The 2020 budget for the City of San Antonio is the largest in the city’s history at $2.9 billion.
In addition to funding the city’s essential services, it includes new money such as $1 million for domestic violence initiatives and about $500,000 dollars as seed money for a new institute on Mexican American Civil Rights. It also includes the city’s first ever homestead exemption.
San Antonio Mayor Ron Nirenberg said the budget – which began gathering council amendments recommendations this summer – is a moral document for the city.
“Before this council is a budget that serves our tax payers, honors our heritage, and builds a framework to provide socioeconomic and structural opportunities to each and every San Antonio resident no matter where they live,” Nirenberg said before Thursday’s vote.
It’s the first budget for new city manager Erik Walsh who was appointed to the position by the city council in March.
“This community has a lot of needs – I think the council members and the mayor know that,” Walsh said. “The needs do not match the resources, that’s why the prioritization is important, that’s why the community feedback is important because it helps us shape that.”
Overall, the budget includes $110 million for street maintenance; $17 million for sidewalk improvements; nearly $2 million for 16 new staff in the parks department; $1 million to address the city’s homelessness issues; nearly $35 million for housing initiatives. There’s also $1.3 to hire 16 new police officers assigned to crisis response in domestic violence situations and the city’s SAFFE program which has officers patrol and build relationships with specific neighborhoods.
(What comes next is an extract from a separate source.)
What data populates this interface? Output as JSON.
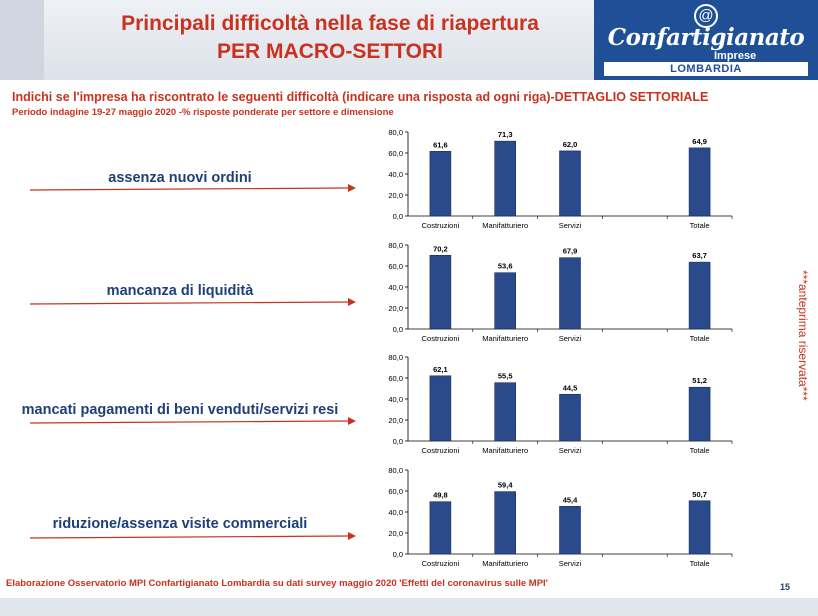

About $1 million is being used for domestic violence interventions. About half a million dollars of that is being used to address family violence through a coordinated community awareness campaign and school-based violence prevention program. Another half a million will be used to community organizations to address gaps in service and assistance people may experience in a domestic violence crisis.
Over the last week council members requested new projects that could have potentially been shelved in the final version of the budget due to financial constraints. However, additional revenue was received from CPS Energy in August.
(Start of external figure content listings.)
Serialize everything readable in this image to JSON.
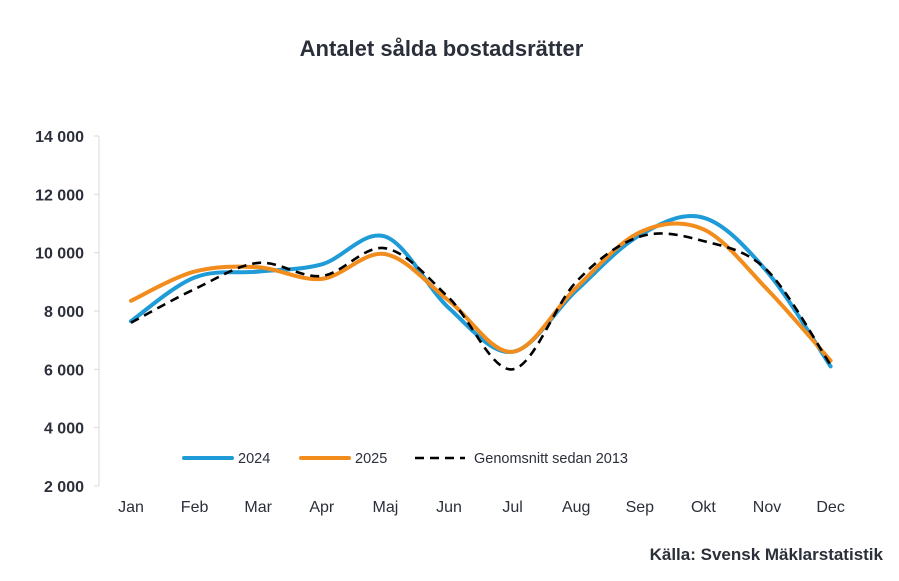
{
  "chart_data": {
    "type": "line",
    "title": "Antalet sålda bostadsrätter",
    "source": "Källa: Svensk Mäklarstatistik",
    "xlabel": "",
    "ylabel": "",
    "categories": [
      "Jan",
      "Feb",
      "Mar",
      "Apr",
      "Maj",
      "Jun",
      "Jul",
      "Aug",
      "Sep",
      "Okt",
      "Nov",
      "Dec"
    ],
    "ylim": [
      2000,
      14000
    ],
    "yticks": [
      2000,
      4000,
      6000,
      8000,
      10000,
      12000,
      14000
    ],
    "ytick_labels": [
      "2 000",
      "4 000",
      "6 000",
      "8 000",
      "10 000",
      "12 000",
      "14 000"
    ],
    "grid": false,
    "legend_position": "bottom-center",
    "series": [
      {
        "name": "2024",
        "color": "#1f9bd7",
        "dash": "solid",
        "values": [
          7650,
          9150,
          9350,
          9600,
          10550,
          8100,
          6600,
          8700,
          10600,
          11200,
          9350,
          6100
        ]
      },
      {
        "name": "2025",
        "color": "#f28c1c",
        "dash": "solid",
        "values": [
          8350,
          9350,
          9500,
          9100,
          9950,
          8350,
          6600,
          8800,
          10700,
          10800,
          8750,
          6300
        ]
      },
      {
        "name": "Genomsnitt sedan 2013",
        "color": "#000000",
        "dash": "dashed",
        "values": [
          7600,
          8750,
          9650,
          9200,
          10150,
          8450,
          6000,
          9000,
          10550,
          10400,
          9400,
          6150
        ]
      }
    ]
  }
}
High temperatures caused high demand on the state’s electrical grid forcing its operator, the Electric Reliability Council of Texas, to buy usage of CPS Energy’s system temporarily. The city’s chief financial officer Ben Gorzell said that netted an additional 7.8 million in what’s known as off-system sales.
“August was extremely hot across the entire state. You saw those couple of days where it just put a tremendous amount of pressure on generation and we saw those spikes,”Gorzell said. “So I think from our standpoint if that occurs in the future those would again be one of those one-time things that we would not want to rely on from a recurring standpoint.”
The city’s revenues from CPS Energy in August were the highest in the city’s history – about $46 million. The funds are being used for new projects and recommendations requested by the city council.
One of those is the creation of a Mexican American Civil Rights Institute.
There’s no timeline for the project yet but it includes $150,000 from the 2020 budget and will use another $150,000 from the 2021 budget. The institute is being proposed by a third party and would “research, chronicle and showcase Hispanic and contemporary Mexican-American milestones in education, community organizing,” and other initiatives forged in San Antonio, according to a draft plan.
District 3 Councilwoman Rebecca Viagran said the timing for such an institute is now.
“I think because we’re seeing an urgency of rhetoric against people with brown skin, or Latinos, or Mexican Americans, I think now is an important time for us not to erase that story, but capture the story, tell the story, and be proud of it as well, and to share that and not let it die,” she said.
Taxpayers will see an additional exemption. A homestead exemption of $5,000 is being applied to homeowners in San Antonio. The city takes up about 20% of the average homeowner's annual tax bill. It’s the first homestead exemption in the city’s history. It was a request made by District 10 Councilman Clayton Perry and District 9 Councilman John Courage.
Perry said he hoped this would not be the only measure that could be explored by the city.
“I’m going to challenge my colleagues on council that this isn’t the end of it,” Perry said. “That we continue to look for resources in the future to build on that homestead exemption, to offer more relief to our homeowners that are struggling out there, particularly those that are on fixed incomes.”
The city’s 2020 fiscal year begins on October 1.